Затѣмъ приняты были мѣры, чтобы скрыть отъ всѣхъ тѣло Элеоноры и заставить молчать придворныхъ дамъ. Потомъ было обнародовано, что принцесса скончалась отъ аневризма сердца, которымъ давно страдала. Но королю испанскому Филиппу, человѣку вполнѣ способному понимать семейныя тайны, Франческо счелъ нужнымъ сообщить правду, въ виду чего и было имъ написано въ Мадридъ къ посланнику письмо слѣдующаго содержанія: "Хотя въ печати и говорится о несчастномъ случаѣ съ донной Элеонорой, тѣмъ не менѣе вы должны сообщить его католическому величеству истину. Донна Элеонора лишена жизни ея мужемъ, нашимъ братомъ, донъ Пьетро, за измѣну и позорящее его имя поведете, недостойное высокаго происхожденія покойной, о чемъ и было сообщено донъ Пьетро съ просьбой, чтобы онъ пожаловалъ сюда. Но донъ Пьетро Толедскій не только не исполнилъ этой просьбы, но даже не допустилъ секретаря переговорить съ дономъ-Гарціа (отецъ Элеоноры).
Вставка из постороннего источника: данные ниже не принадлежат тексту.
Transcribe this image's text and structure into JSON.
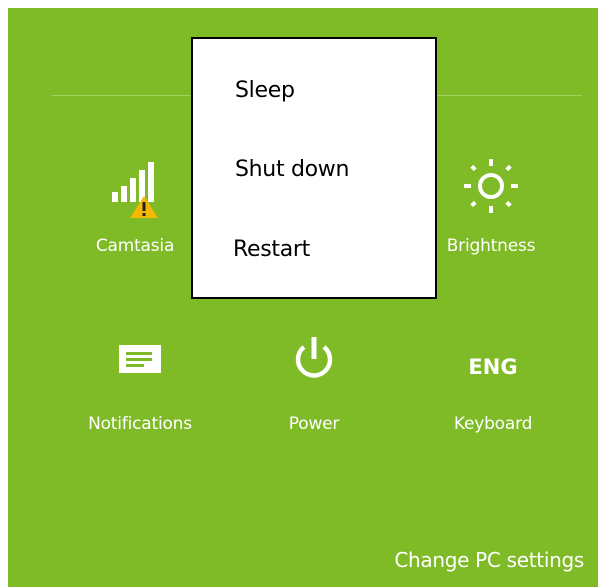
{
  "colors": {
    "panel_background": "#7fba27",
    "divider": "#a4cf63",
    "menu_background": "#ffffff",
    "menu_border": "#000000",
    "warning": "#f5b800"
  },
  "power_menu": {
    "items": [
      {
        "label": "Sleep"
      },
      {
        "label": "Shut down"
      },
      {
        "label": "Restart"
      }
    ]
  },
  "tiles": {
    "network": {
      "label": "Camtasia",
      "icon": "signal-bars-warning-icon"
    },
    "brightness": {
      "label": "Brightness",
      "icon": "sun-icon"
    },
    "notifications": {
      "label": "Notifications",
      "icon": "message-icon"
    },
    "power": {
      "label": "Power",
      "icon": "power-icon"
    },
    "keyboard": {
      "label": "Keyboard",
      "icon_text": "ENG"
    }
  },
  "footer": {
    "change_pc_settings": "Change PC settings"
  }
}
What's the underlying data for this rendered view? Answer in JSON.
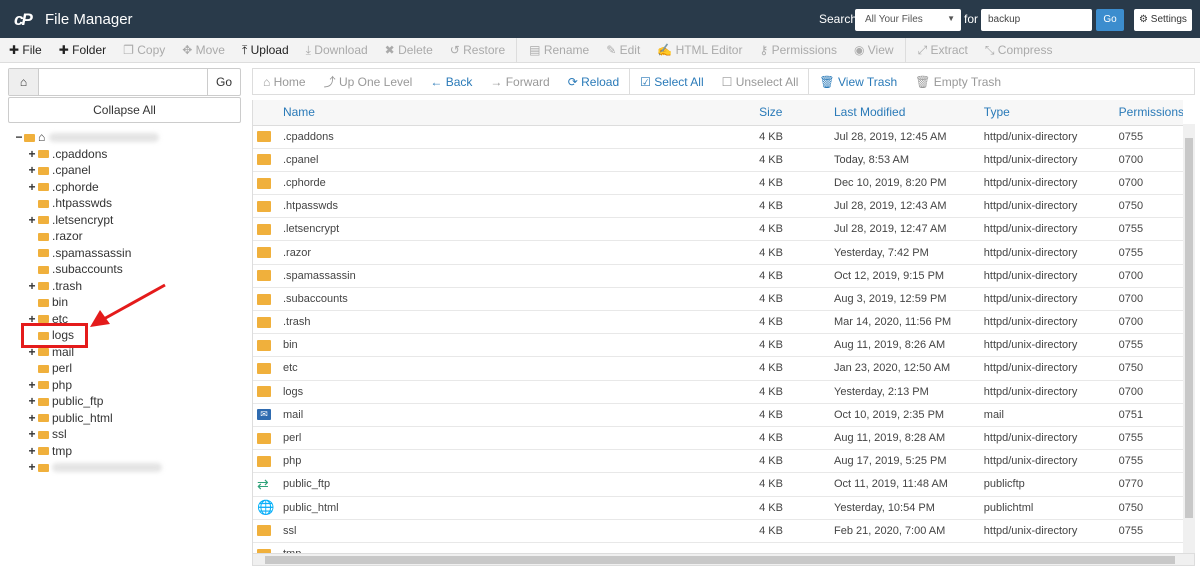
{
  "header": {
    "logo": "cP",
    "title": "File Manager",
    "search_label": "Search",
    "search_scope": "All Your Files",
    "for_label": "for",
    "search_query": "backup",
    "go": "Go",
    "settings": "Settings"
  },
  "toolbar": [
    {
      "icon": "plus-icon",
      "label": "File",
      "enabled": true
    },
    {
      "icon": "plus-icon",
      "label": "Folder",
      "enabled": true
    },
    {
      "icon": "copy-icon",
      "label": "Copy",
      "enabled": false
    },
    {
      "icon": "move-icon",
      "label": "Move",
      "enabled": false
    },
    {
      "icon": "upload-icon",
      "label": "Upload",
      "enabled": true
    },
    {
      "icon": "download-icon",
      "label": "Download",
      "enabled": false
    },
    {
      "icon": "delete-icon",
      "label": "Delete",
      "enabled": false
    },
    {
      "icon": "restore-icon",
      "label": "Restore",
      "enabled": false
    },
    {
      "icon": "rename-icon",
      "label": "Rename",
      "enabled": false
    },
    {
      "icon": "edit-icon",
      "label": "Edit",
      "enabled": false
    },
    {
      "icon": "html-editor-icon",
      "label": "HTML Editor",
      "enabled": false
    },
    {
      "icon": "key-icon",
      "label": "Permissions",
      "enabled": false
    },
    {
      "icon": "eye-icon",
      "label": "View",
      "enabled": false
    },
    {
      "icon": "extract-icon",
      "label": "Extract",
      "enabled": false
    },
    {
      "icon": "compress-icon",
      "label": "Compress",
      "enabled": false
    }
  ],
  "sidebar": {
    "path_value": "",
    "go": "Go",
    "collapse": "Collapse All",
    "tree": [
      {
        "label": ".cpaddons",
        "expand": true
      },
      {
        "label": ".cpanel",
        "expand": true
      },
      {
        "label": ".cphorde",
        "expand": true
      },
      {
        "label": ".htpasswds",
        "expand": false
      },
      {
        "label": ".letsencrypt",
        "expand": true
      },
      {
        "label": ".razor",
        "expand": false
      },
      {
        "label": ".spamassassin",
        "expand": false
      },
      {
        "label": ".subaccounts",
        "expand": false
      },
      {
        "label": ".trash",
        "expand": true
      },
      {
        "label": "bin",
        "expand": false
      },
      {
        "label": "etc",
        "expand": true
      },
      {
        "label": "logs",
        "expand": false
      },
      {
        "label": "mail",
        "expand": true
      },
      {
        "label": "perl",
        "expand": false
      },
      {
        "label": "php",
        "expand": true
      },
      {
        "label": "public_ftp",
        "expand": true
      },
      {
        "label": "public_html",
        "expand": true
      },
      {
        "label": "ssl",
        "expand": true
      },
      {
        "label": "tmp",
        "expand": true
      }
    ]
  },
  "nav": [
    {
      "icon": "home-icon",
      "label": "Home",
      "active": false
    },
    {
      "icon": "up-level-icon",
      "label": "Up One Level",
      "active": false
    },
    {
      "icon": "arrow-left-icon",
      "label": "Back",
      "active": true
    },
    {
      "icon": "arrow-right-icon",
      "label": "Forward",
      "active": false
    },
    {
      "icon": "reload-icon",
      "label": "Reload",
      "active": true
    },
    {
      "icon": "checkbox-checked-icon",
      "label": "Select All",
      "active": true
    },
    {
      "icon": "checkbox-icon",
      "label": "Unselect All",
      "active": false
    },
    {
      "icon": "trash-icon",
      "label": "View Trash",
      "active": true
    },
    {
      "icon": "trash-icon",
      "label": "Empty Trash",
      "active": false
    }
  ],
  "table": {
    "columns": [
      "Name",
      "Size",
      "Last Modified",
      "Type",
      "Permissions"
    ],
    "rows": [
      {
        "icon": "folder",
        "name": ".cpaddons",
        "size": "4 KB",
        "modified": "Jul 28, 2019, 12:45 AM",
        "type": "httpd/unix-directory",
        "perm": "0755"
      },
      {
        "icon": "folder",
        "name": ".cpanel",
        "size": "4 KB",
        "modified": "Today, 8:53 AM",
        "type": "httpd/unix-directory",
        "perm": "0700"
      },
      {
        "icon": "folder",
        "name": ".cphorde",
        "size": "4 KB",
        "modified": "Dec 10, 2019, 8:20 PM",
        "type": "httpd/unix-directory",
        "perm": "0700"
      },
      {
        "icon": "folder",
        "name": ".htpasswds",
        "size": "4 KB",
        "modified": "Jul 28, 2019, 12:43 AM",
        "type": "httpd/unix-directory",
        "perm": "0750"
      },
      {
        "icon": "folder",
        "name": ".letsencrypt",
        "size": "4 KB",
        "modified": "Jul 28, 2019, 12:47 AM",
        "type": "httpd/unix-directory",
        "perm": "0755"
      },
      {
        "icon": "folder",
        "name": ".razor",
        "size": "4 KB",
        "modified": "Yesterday, 7:42 PM",
        "type": "httpd/unix-directory",
        "perm": "0755"
      },
      {
        "icon": "folder",
        "name": ".spamassassin",
        "size": "4 KB",
        "modified": "Oct 12, 2019, 9:15 PM",
        "type": "httpd/unix-directory",
        "perm": "0700"
      },
      {
        "icon": "folder",
        "name": ".subaccounts",
        "size": "4 KB",
        "modified": "Aug 3, 2019, 12:59 PM",
        "type": "httpd/unix-directory",
        "perm": "0700"
      },
      {
        "icon": "folder",
        "name": ".trash",
        "size": "4 KB",
        "modified": "Mar 14, 2020, 11:56 PM",
        "type": "httpd/unix-directory",
        "perm": "0700"
      },
      {
        "icon": "folder",
        "name": "bin",
        "size": "4 KB",
        "modified": "Aug 11, 2019, 8:26 AM",
        "type": "httpd/unix-directory",
        "perm": "0755"
      },
      {
        "icon": "folder",
        "name": "etc",
        "size": "4 KB",
        "modified": "Jan 23, 2020, 12:50 AM",
        "type": "httpd/unix-directory",
        "perm": "0750"
      },
      {
        "icon": "folder",
        "name": "logs",
        "size": "4 KB",
        "modified": "Yesterday, 2:13 PM",
        "type": "httpd/unix-directory",
        "perm": "0700"
      },
      {
        "icon": "mail",
        "name": "mail",
        "size": "4 KB",
        "modified": "Oct 10, 2019, 2:35 PM",
        "type": "mail",
        "perm": "0751"
      },
      {
        "icon": "folder",
        "name": "perl",
        "size": "4 KB",
        "modified": "Aug 11, 2019, 8:28 AM",
        "type": "httpd/unix-directory",
        "perm": "0755"
      },
      {
        "icon": "folder",
        "name": "php",
        "size": "4 KB",
        "modified": "Aug 17, 2019, 5:25 PM",
        "type": "httpd/unix-directory",
        "perm": "0755"
      },
      {
        "icon": "ftp",
        "name": "public_ftp",
        "size": "4 KB",
        "modified": "Oct 11, 2019, 11:48 AM",
        "type": "publicftp",
        "perm": "0770"
      },
      {
        "icon": "globe",
        "name": "public_html",
        "size": "4 KB",
        "modified": "Yesterday, 10:54 PM",
        "type": "publichtml",
        "perm": "0750"
      },
      {
        "icon": "folder",
        "name": "ssl",
        "size": "4 KB",
        "modified": "Feb 21, 2020, 7:00 AM",
        "type": "httpd/unix-directory",
        "perm": "0755"
      },
      {
        "icon": "folder",
        "name": "tmp",
        "size": "",
        "modified": "",
        "type": "",
        "perm": ""
      }
    ]
  },
  "colors": {
    "header_bg": "#293a4a",
    "link": "#2a7ab8",
    "folder": "#f0b03c",
    "highlight": "#e41b1b",
    "go_button": "#3c8dce"
  }
}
Въ виду всего этого мы рѣшили увѣдомить его католическое величество о случившемся, такъ какъ считаемъ себя обязанными извѣщать обо всѣхъ событіяхъ вообще и въ особенности этого дома, ибо сокрытіе истины было бы съ нашей стороны признакомъ не достаточной почтительности къ его католическому величеству. При первой возможности вамъ будетъ присланъ подробный отчетъ объ этомъ событіи, чтобы можно было судить, какими справедливыми мотивами руководствовался донъ Пьетро".

Король Филиппъ остался вполнѣ доволенъ довѣріемъ, оказаннымъ ему великимъ герцогомъ Тосканскимъ, осудилъ поведеніе, которымъ покойная принцесса навлекла на себя справедливую месть мужа, и потребовалъ подробный отчетъ всего дѣла, обѣщая хранить его въ глубокой тайнѣ. Но семья Толедская, и въ особенности герцогъ Альба, узнавъ истину, глубоко возмутились, хотя сдѣлать ничего не могли, потому что самъ король одобрилъ поступокъ мужа несчастной Элеоноры. Кромѣ того, по правиламъ испанскаго рыцарства, перешедшимъ и въ Италію, безчестье смывалось только кровью.